John Cobb leads off this first section with an appreciation and discussion of how Bracken helped him realize that he went too far in his Whiteheadian-influenced atomism.  While influenced by Bracken, Cobb does not go as far as Bracken, and Cobb attributes their remaining differences, in part, to their respective Protestant and Catholic contexts.  Other articles in this first section are by Marjorie Hewitt Suchocki, Robert Cummings Neville, Philip Clayton, Elaine Padilla, and Marc A. Pugliese.

The second section of articles is entitled “Trinitarian Panentheism:  Dialogue and Development” and examines this idea from Bracken’s work.  Denis Edwards does a good job contrasting the contemporary milieu with the Hellenistic world from which Trinitarianism emerged.  He interprets Bracken as showing how the classical tradition can be developed in the areas of evolutionary emergence, divine power, and divine suffering.  Contributors to this section also include Anna Case-Winters, Brandon Gallaher, and Gloria L. Schaab.
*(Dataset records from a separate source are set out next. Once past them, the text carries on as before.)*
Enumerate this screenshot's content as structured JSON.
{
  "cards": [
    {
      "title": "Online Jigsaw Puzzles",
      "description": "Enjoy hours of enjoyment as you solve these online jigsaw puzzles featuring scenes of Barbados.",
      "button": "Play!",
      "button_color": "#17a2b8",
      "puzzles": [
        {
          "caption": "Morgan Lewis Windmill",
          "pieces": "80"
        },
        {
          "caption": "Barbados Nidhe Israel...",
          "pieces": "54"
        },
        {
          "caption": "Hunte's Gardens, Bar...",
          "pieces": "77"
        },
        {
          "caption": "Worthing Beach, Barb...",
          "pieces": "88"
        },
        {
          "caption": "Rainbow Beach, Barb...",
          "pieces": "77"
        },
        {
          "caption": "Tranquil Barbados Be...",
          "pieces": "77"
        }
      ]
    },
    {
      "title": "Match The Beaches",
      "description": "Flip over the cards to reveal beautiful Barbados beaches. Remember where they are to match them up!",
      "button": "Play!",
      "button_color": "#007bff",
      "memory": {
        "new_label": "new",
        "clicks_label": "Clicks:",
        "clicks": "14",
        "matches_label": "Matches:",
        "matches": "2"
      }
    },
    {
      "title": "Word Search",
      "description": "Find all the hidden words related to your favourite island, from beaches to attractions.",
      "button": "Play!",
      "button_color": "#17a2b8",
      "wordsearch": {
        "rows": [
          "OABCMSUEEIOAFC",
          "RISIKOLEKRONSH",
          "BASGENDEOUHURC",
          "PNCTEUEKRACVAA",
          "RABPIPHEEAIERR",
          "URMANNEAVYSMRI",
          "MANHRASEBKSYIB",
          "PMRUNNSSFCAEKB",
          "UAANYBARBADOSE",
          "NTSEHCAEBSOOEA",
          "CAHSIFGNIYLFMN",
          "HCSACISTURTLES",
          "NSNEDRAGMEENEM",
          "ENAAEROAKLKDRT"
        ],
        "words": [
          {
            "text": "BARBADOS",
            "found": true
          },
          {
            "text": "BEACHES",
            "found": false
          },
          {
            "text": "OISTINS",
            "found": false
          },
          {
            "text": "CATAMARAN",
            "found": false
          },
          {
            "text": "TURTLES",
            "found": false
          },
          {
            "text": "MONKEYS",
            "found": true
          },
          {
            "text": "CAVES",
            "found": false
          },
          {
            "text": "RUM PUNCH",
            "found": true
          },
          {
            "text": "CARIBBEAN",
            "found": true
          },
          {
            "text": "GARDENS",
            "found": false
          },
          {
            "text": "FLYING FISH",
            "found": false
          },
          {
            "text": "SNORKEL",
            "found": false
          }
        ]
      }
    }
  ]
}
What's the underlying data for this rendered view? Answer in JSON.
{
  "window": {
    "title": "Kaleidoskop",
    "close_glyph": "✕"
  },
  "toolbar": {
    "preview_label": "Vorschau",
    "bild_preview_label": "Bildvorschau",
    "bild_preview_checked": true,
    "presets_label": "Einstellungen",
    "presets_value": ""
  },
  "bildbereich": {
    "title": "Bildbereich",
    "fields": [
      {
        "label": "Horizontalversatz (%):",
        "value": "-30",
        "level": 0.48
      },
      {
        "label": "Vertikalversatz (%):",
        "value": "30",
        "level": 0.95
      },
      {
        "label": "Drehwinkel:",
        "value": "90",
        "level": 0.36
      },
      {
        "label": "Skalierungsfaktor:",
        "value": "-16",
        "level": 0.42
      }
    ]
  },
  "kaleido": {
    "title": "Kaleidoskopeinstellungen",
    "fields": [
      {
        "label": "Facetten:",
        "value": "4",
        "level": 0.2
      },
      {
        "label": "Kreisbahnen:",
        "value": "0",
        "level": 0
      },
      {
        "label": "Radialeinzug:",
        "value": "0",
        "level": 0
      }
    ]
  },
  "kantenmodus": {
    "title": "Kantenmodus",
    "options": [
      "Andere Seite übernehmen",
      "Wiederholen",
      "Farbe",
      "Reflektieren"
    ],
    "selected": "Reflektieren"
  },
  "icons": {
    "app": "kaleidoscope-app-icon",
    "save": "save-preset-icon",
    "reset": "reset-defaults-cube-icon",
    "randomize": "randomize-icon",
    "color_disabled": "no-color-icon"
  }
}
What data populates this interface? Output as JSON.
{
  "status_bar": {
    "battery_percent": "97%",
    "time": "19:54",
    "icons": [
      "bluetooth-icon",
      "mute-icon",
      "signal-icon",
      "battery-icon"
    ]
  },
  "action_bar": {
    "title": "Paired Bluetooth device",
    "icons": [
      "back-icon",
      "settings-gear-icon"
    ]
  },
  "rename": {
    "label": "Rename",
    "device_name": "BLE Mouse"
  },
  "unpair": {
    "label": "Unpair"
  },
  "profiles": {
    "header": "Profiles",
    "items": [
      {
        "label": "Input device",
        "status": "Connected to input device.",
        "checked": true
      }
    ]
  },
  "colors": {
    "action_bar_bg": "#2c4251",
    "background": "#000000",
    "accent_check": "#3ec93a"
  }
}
The third section, entitled “Creative Union:  Divine Action and Human Response,” contributes to the science and religion dialogue.  For example, Ilia Delio argues that moving from the medieval to the modern mindset disrupted the harmony between theos, cosmos, and anthropos.  She uses Bracken, among others, to show how a new understanding of the relationship between God and creation can restore the harmony, the connectedness.  This third section also includes articles by Kathleen Duffy, Roland Faber, and Leo D. Lefebure.

Catherine Keller provides an “Afterword” and correctly characterizes the discussion in this volume as displaying “vigor and intensity.”  Bracken completes the book with thoughtful responses to the various contributions.